The business records showed that the worker, as referenced to her Dasher ID number, had accepted the terms of the 2022 Agreement via the company’s platform on 29 July 2022.

Despite these records, the worker argued in her closing written submissions that she was from a non-English speaking background. 

Hence, she did not “fully” understand the 2021 agreement because she did not read the whole document and solely relied on Google Translate.

The worker initially stated that she did not fully understand that she had already agreed to the 2022 agreement.

After such, she gave conflicting evidence that she could not recall whether she had ticked the box confirming acceptance of the 2022 agreement at all.

The worker further argued that, typically, an employer has control regarding the worker’s daily activities, including what to do, when to do it, and how to do it, which is far different from an independent contractor who has more control over their work.

She said that the employer exercised control over her using the company’s platform, which monitored her day-to-day activities.

FWC’s decision

Ultimately, the Commission found that the worker was not an employee of the company at the time that her engagement with it was terminated.

Having examined the totality of the relevant contractual rights and obligations in the 2021 agreement, the Commission was satisfied that the worker was engaged by the company as an independent contractor.

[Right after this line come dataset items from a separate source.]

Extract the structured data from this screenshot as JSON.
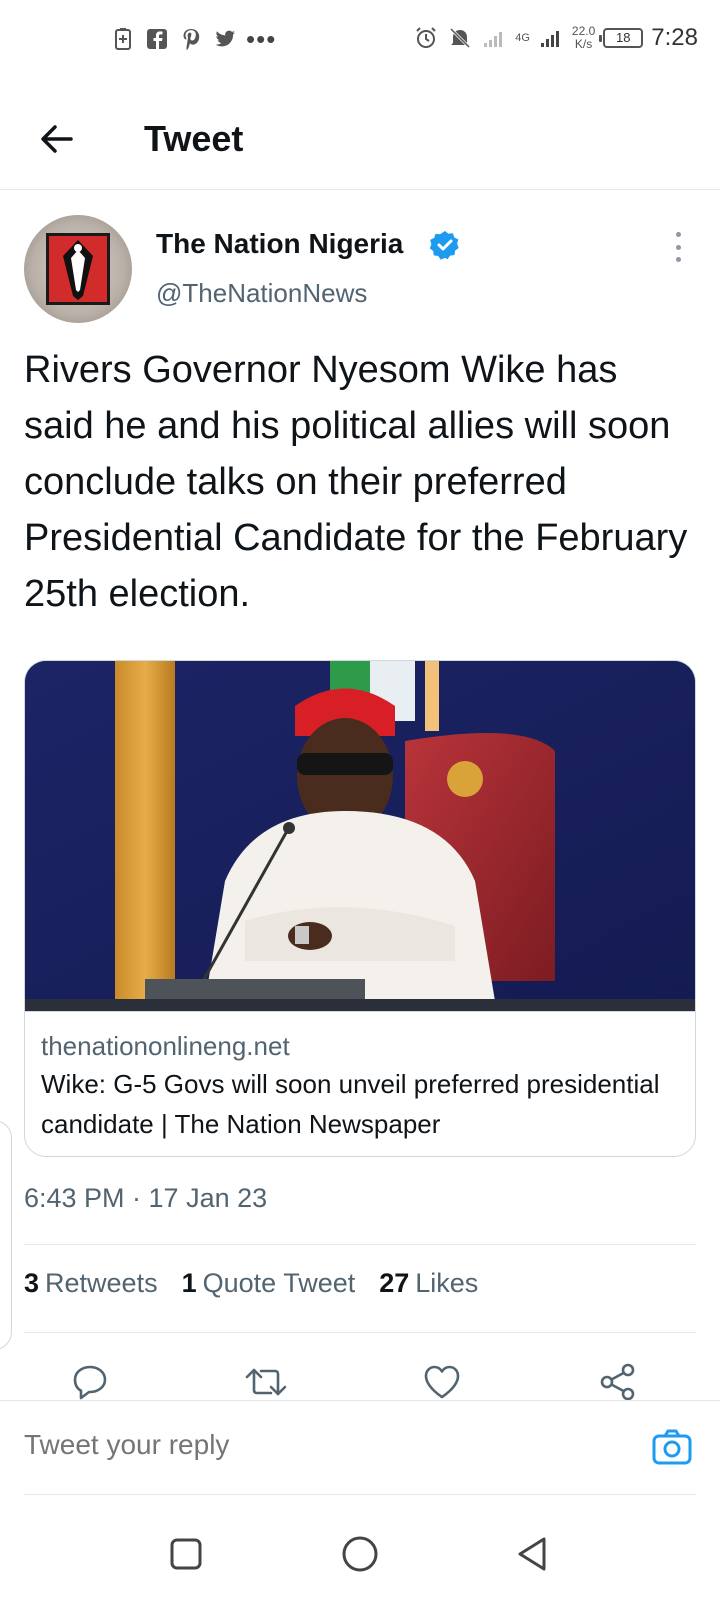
{
  "status_bar": {
    "time": "7:28",
    "network_speed": "22.0",
    "network_speed_unit": "K/s",
    "network_type": "4G",
    "battery": "18"
  },
  "header": {
    "title": "Tweet"
  },
  "author": {
    "name": "The Nation Nigeria",
    "handle": "@TheNationNews",
    "verified": true
  },
  "tweet": {
    "text": "Rivers Governor Nyesom Wike has said he and his political allies will soon conclude talks on their preferred Presidential Candidate for the February 25th election.",
    "timestamp": "6:43 PM · 17 Jan 23"
  },
  "card": {
    "domain": "thenationonlineng.net",
    "title": "Wike: G-5 Govs will soon unveil preferred presidential candidate | The Nation Newspaper"
  },
  "stats": [
    {
      "count": "3",
      "label": "Retweets"
    },
    {
      "count": "1",
      "label": "Quote Tweet"
    },
    {
      "count": "27",
      "label": "Likes"
    }
  ],
  "reply": {
    "placeholder": "Tweet your reply"
  },
  "colors": {
    "accent": "#1d9bf0",
    "secondary_text": "#536471",
    "primary_text": "#0f1419"
  }
}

“I find that the terms of the 2021 agreement applied as at the time of the [worker’s] termination and that it is a wholly written comprehensive contract regulating the arrangement between the parties, that is not a sham, was not varied, and is not otherwise ineffective,” the Commission noted.

It further argued that the work performed by the worker under the terms of the 2022 Agreement was not extremely subordinate to the company’s business to the extent that it can be seen to have been performed as an employee of the company.